Il discorso pronunciato da Walter Veltroni mercoledì a Torino è dei tre il più lungo: 11400 parole circa e 534 periodi. Nonostante non manchino periodi ampi, la media di parole per periodo è assai bassa: circa 21, dunque molto sotto la soglia di 25 parole per periodo. Come gli altri due oratori, anche Veltroni cerca di dare incisività al suo discorso e, stando ai numeri, pare riuscirci di più. Sono numerosi i riferimenti positivi a persone e guide politiche. Due autorevoli commentatori su La7 hanno detto a caldo che Veltroni aveva lasciato da parte il ricordo di nomi propri. Non sembra esatto. Le persone rammentate in positivo con nome e cognome sono, se ho ben contato, diciotto, e alcune ricorrono più volte (Prodi, Napolitano, Draghi). Vanno aggiunti alcuni riferimenti non nominativi, ma precisi: alla nostra Costituzione, al Partito democratico Usa, al Partito del Congresso indiano, ai sindacati confederali. Mancano riferimenti nominativi in negativo, scelta non casuale, ma ragionata. Le citazioni portanti sono diverse, da Vittorio Foa a Gustavo Zagrebelsky, alla bella lettera della giovane romana, la generosa "nuova italiana". C’è anche qualche citazione nascosta: "farsi carico" tra virgolette è senza dubbio una corretta evocazione dell’"I care" dei giovani nordamericani riportato su un muro dell’aula di don Milani a Barbiana.

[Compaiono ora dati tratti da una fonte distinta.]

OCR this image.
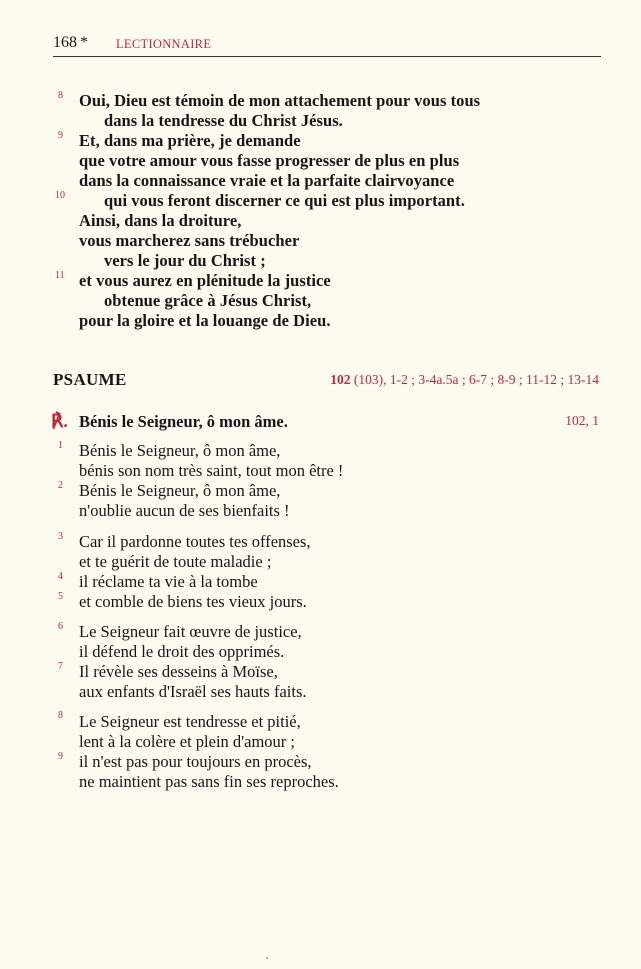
168 * LECTIONNAIRE
8
9
10
11
Oui, Dieu est témoin de mon attachement pour vous tous
dans la tendresse du Christ Jésus.
Et, dans ma prière, je demande
que votre amour vous fasse progresser de plus en plus
dans la connaissance vraie et la parfaite clairvoyance
qui vous feront discerner ce qui est plus important.
Ainsi, dans la droiture,
vous marcherez sans trébucher
vers le jour du Christ ;
et vous aurez en plénitude la justice
obtenue grâce à Jésus Christ,
pour la gloire et la louange de Dieu.
PSAUME	102 (103), 1-2 ; 3-4a.5a ; 6-7 ; 8-9 ; 11-12 ; 13-14
℟. Bénis le Seigneur, ô mon âme.	102, 1
1
2
3
4
5
6
7
8
9
Bénis le Seigneur, ô mon âme,
bénis son nom très saint, tout mon être !
Bénis le Seigneur, ô mon âme,
n'oublie aucun de ses bienfaits !
Car il pardonne toutes tes offenses,
et te guérit de toute maladie ;
il réclame ta vie à la tombe
et comble de biens tes vieux jours.
Le Seigneur fait œuvre de justice,
il défend le droit des opprimés.
Il révèle ses desseins à Moïse,
aux enfants d'Israël ses hauts faits.
Le Seigneur est tendresse et pitié,
lent à la colère et plein d'amour ;
il n'est pas pour toujours en procès,
ne maintient pas sans fin ses reproches.
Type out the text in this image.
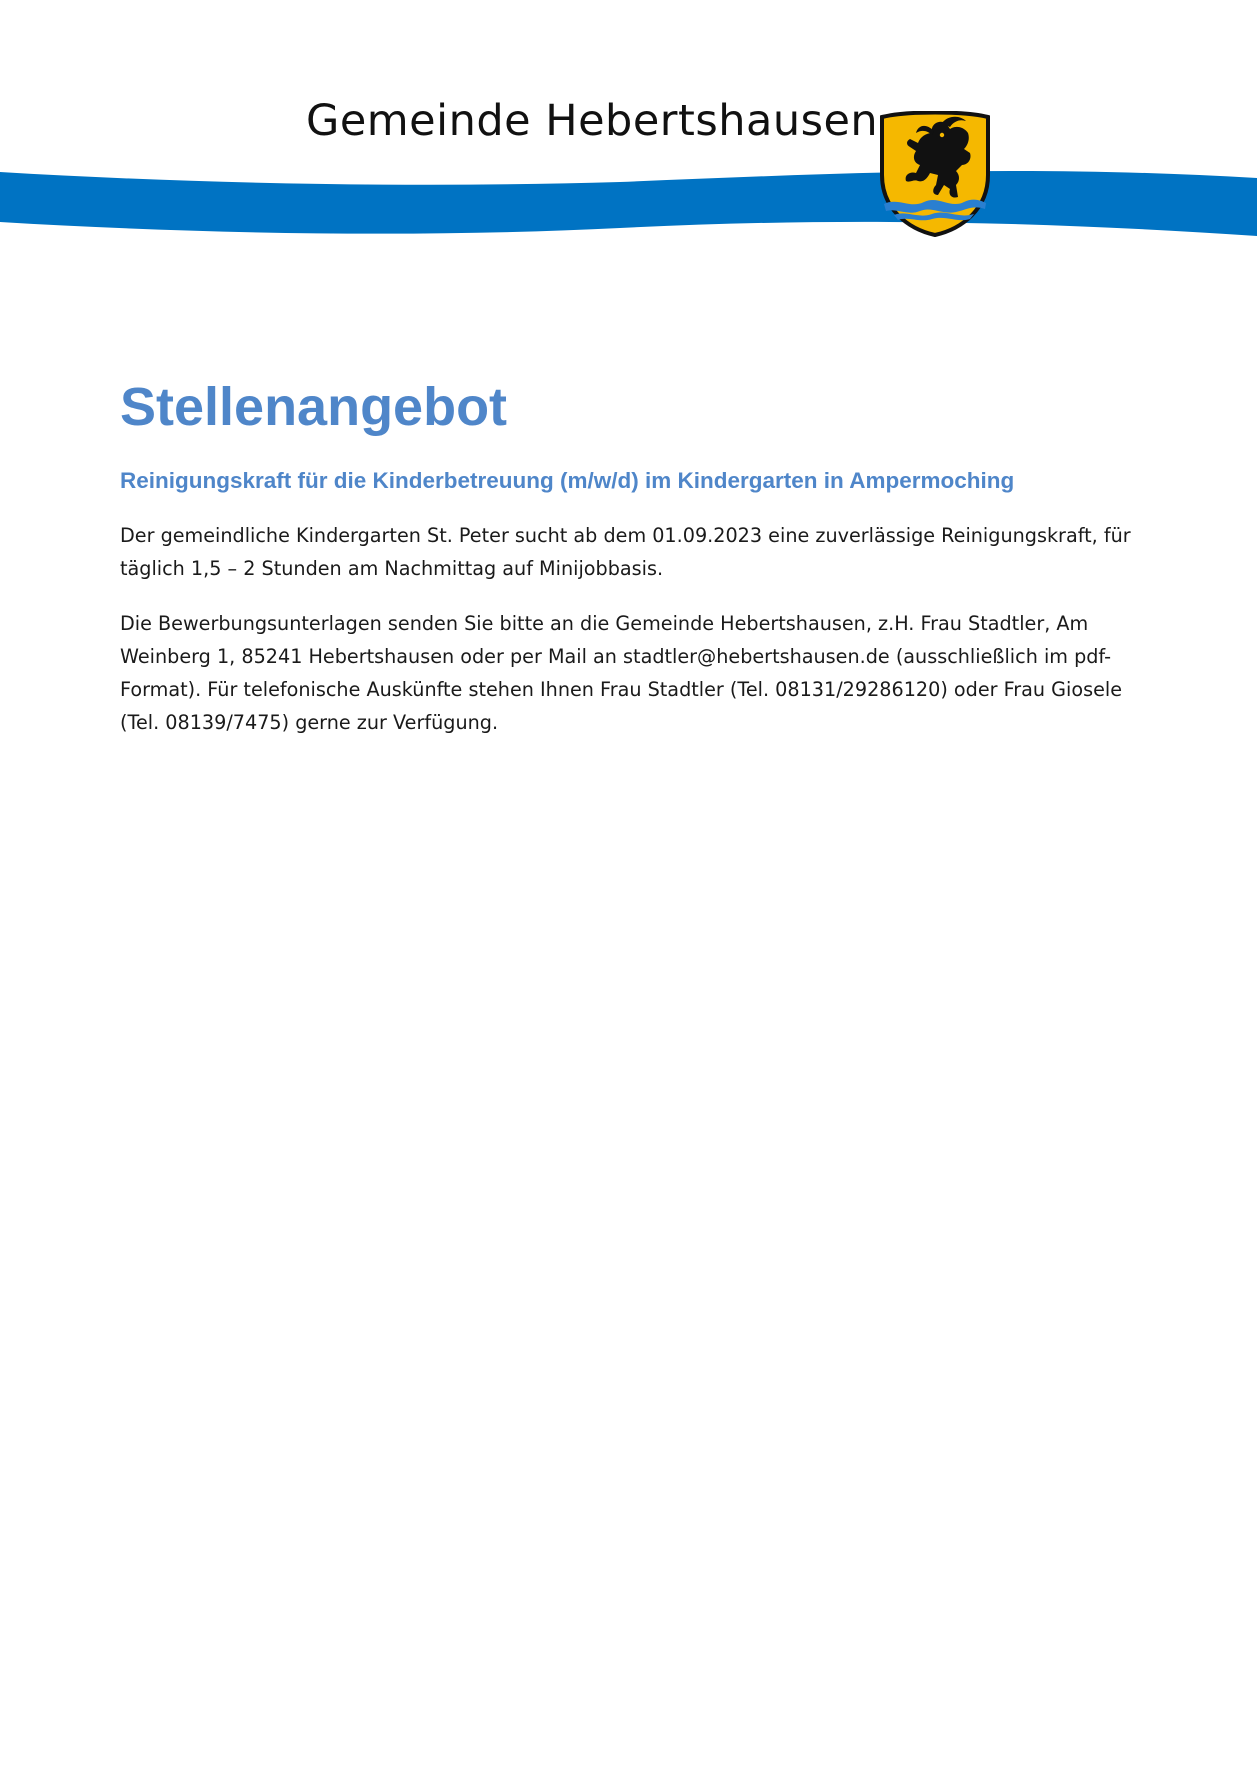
Gemeinde Hebertshausen
Stellenangebot
Reinigungskraft für die Kinderbetreuung (m/w/d) im Kindergarten in Ampermoching

Der gemeindliche Kindergarten St. Peter sucht ab dem 01.09.2023 eine zuverlässige Reinigungskraft, für
täglich 1,5 – 2 Stunden am Nachmittag auf Minijobbasis.

Die Bewerbungsunterlagen senden Sie bitte an die Gemeinde Hebertshausen, z.H. Frau Stadtler, Am
Weinberg 1, 85241 Hebertshausen oder per Mail an stadtler@hebertshausen.de (ausschließlich im pdf-
Format). Für telefonische Auskünfte stehen Ihnen Frau Stadtler (Tel. 08131/29286120) oder Frau Giosele
(Tel. 08139/7475) gerne zur Verfügung.
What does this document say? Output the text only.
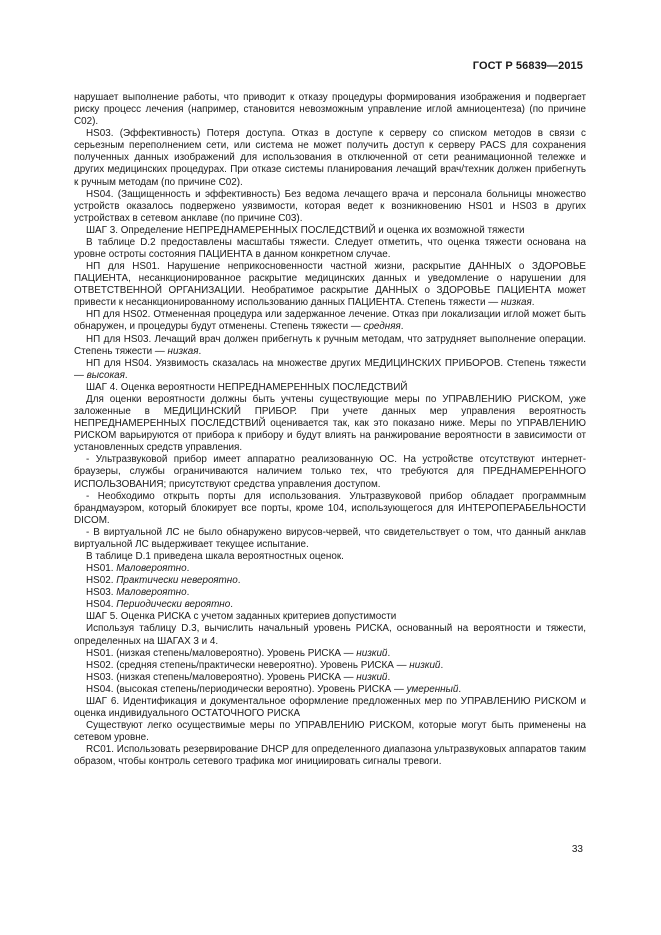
ГОСТ Р 56839—2015

нарушает выполнение работы, что приводит к отказу процедуры формирования изображения и подвергает риску процесс лечения (например, становится невозможным управление иглой амниоцентеза) (по причине С02).

HS03. (Эффективность) Потеря доступа. Отказ в доступе к серверу со списком методов в связи с серьезным переполнением сети, или система не может получить доступ к серверу PACS для сохранения полученных данных изображений для использования в отключенной от сети реанимационной тележке и других медицинских процедурах. При отказе системы планирования лечащий врач/техник должен прибегнуть к ручным методам (по причине С02).

HS04. (Защищенность и эффективность) Без ведома лечащего врача и персонала больницы множество устройств оказалось подвержено уязвимости, которая ведет к возникновению HS01 и HS03 в других устройствах в сетевом анклаве (по причине С03).

ШАГ 3. Определение НЕПРЕДНАМЕРЕННЫХ ПОСЛЕДСТВИЙ и оценка их возможной тяжести

В таблице D.2 предоставлены масштабы тяжести. Следует отметить, что оценка тяжести основана на уровне остроты состояния ПАЦИЕНТА в данном конкретном случае.

НП для HS01. Нарушение неприкосновенности частной жизни, раскрытие ДАННЫХ о ЗДОРОВЬЕ ПАЦИЕНТА, несанкционированное раскрытие медицинских данных и уведомление о нарушении для ОТВЕТСТВЕННОЙ ОРГАНИЗАЦИИ. Необратимое раскрытие ДАННЫХ о ЗДОРОВЬЕ ПАЦИЕНТА может привести к несанкционированному использованию данных ПАЦИЕНТА. Степень тяжести — низкая.

НП для HS02. Отмененная процедура или задержанное лечение. Отказ при локализации иглой может быть обнаружен, и процедуры будут отменены. Степень тяжести — средняя.

НП для HS03. Лечащий врач должен прибегнуть к ручным методам, что затрудняет выполнение операции. Степень тяжести — низкая.

НП для HS04. Уязвимость сказалась на множестве других МЕДИЦИНСКИХ ПРИБОРОВ. Степень тяжести — высокая.

ШАГ 4. Оценка вероятности НЕПРЕДНАМЕРЕННЫХ ПОСЛЕДСТВИЙ

Для оценки вероятности должны быть учтены существующие меры по УПРАВЛЕНИЮ РИСКОМ, уже заложенные в МЕДИЦИНСКИЙ ПРИБОР. При учете данных мер управления вероятность НЕПРЕДНАМЕРЕННЫХ ПОСЛЕДСТВИЙ оценивается так, как это показано ниже. Меры по УПРАВЛЕНИЮ РИСКОМ варьируются от прибора к прибору и будут влиять на ранжирование вероятности в зависимости от установленных средств управления.

- Ультразвуковой прибор имеет аппаратно реализованную ОС. На устройстве отсутствуют интернет-браузеры, службы ограничиваются наличием только тех, что требуются для ПРЕДНАМЕРЕННОГО ИСПОЛЬЗОВАНИЯ; присутствуют средства управления доступом.

- Необходимо открыть порты для использования. Ультразвуковой прибор обладает программным брандмауэром, который блокирует все порты, кроме 104, использующегося для ИНТЕРОПЕРАБЕЛЬНОСТИ DICOM.

- В виртуальной ЛС не было обнаружено вирусов-червей, что свидетельствует о том, что данный анклав виртуальной ЛС выдерживает текущее испытание.

В таблице D.1 приведена шкала вероятностных оценок.

HS01. Маловероятно.

HS02. Практически невероятно.

HS03. Маловероятно.

HS04. Периодически вероятно.

ШАГ 5. Оценка РИСКА с учетом заданных критериев допустимости

Используя таблицу D.3, вычислить начальный уровень РИСКА, основанный на вероятности и тяжести, определенных на ШАГАХ 3 и 4.

HS01. (низкая степень/маловероятно). Уровень РИСКА — низкий.

HS02. (средняя степень/практически невероятно). Уровень РИСКА — низкий.

HS03. (низкая степень/маловероятно). Уровень РИСКА — низкий.

HS04. (высокая степень/периодически вероятно). Уровень РИСКА — умеренный.

ШАГ 6. Идентификация и документальное оформление предложенных мер по УПРАВЛЕНИЮ РИСКОМ и оценка индивидуального ОСТАТОЧНОГО РИСКА

Существуют легко осуществимые меры по УПРАВЛЕНИЮ РИСКОМ, которые могут быть применены на сетевом уровне.

RC01. Использовать резервирование DHCP для определенного диапазона ультразвуковых аппаратов таким образом, чтобы контроль сетевого трафика мог инициировать сигналы тревоги.

33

Veltroni non si sottrae all’onere di usare la prima persona, spesso, però, per sottolineare un dubbio. Ma gli autoriferimenti, se ho ben contato, si trovano in meno di un decimo dei periodi. Assai meno, dunque, che negli altri due testi. Veltroni è portato a parlare delle cose e di altre persone e di sé dice meno degli altri due oratori. Parlando di cose in modo circostanziato, anche di cose controverse e spinose, come Veltroni fa, è inevitabile usare parole tecniche, assai specifiche. In generale queste vengono sì introdotte, ma subito spiegate, per esempio nei paragrafi sull’ambiente o in quelli sul fisco. C’è qualche eccezione negativa. Qualcuno, anche nel popolo ulivista, si chiederà che cosa siano la "flat tax" (che a Veltroni non piace) e lo "housing sociale" (che Veltroni auspica). I vocabolari per ora non aiutano. Altre parole tecniche, invece, nel contesto sono ben chiarite, da "soggettività femminile" o "mobilità sociale" a "delocalizzazione". Ci sono parole che ricorrono con rilievo: "pari opportunità", "equità", "eguaglianza", "sobrio" e "sobrietà", "ascolto", "scelta", "decisione". Sono parole che tutti capiscono e cui il discorso affida il suo senso.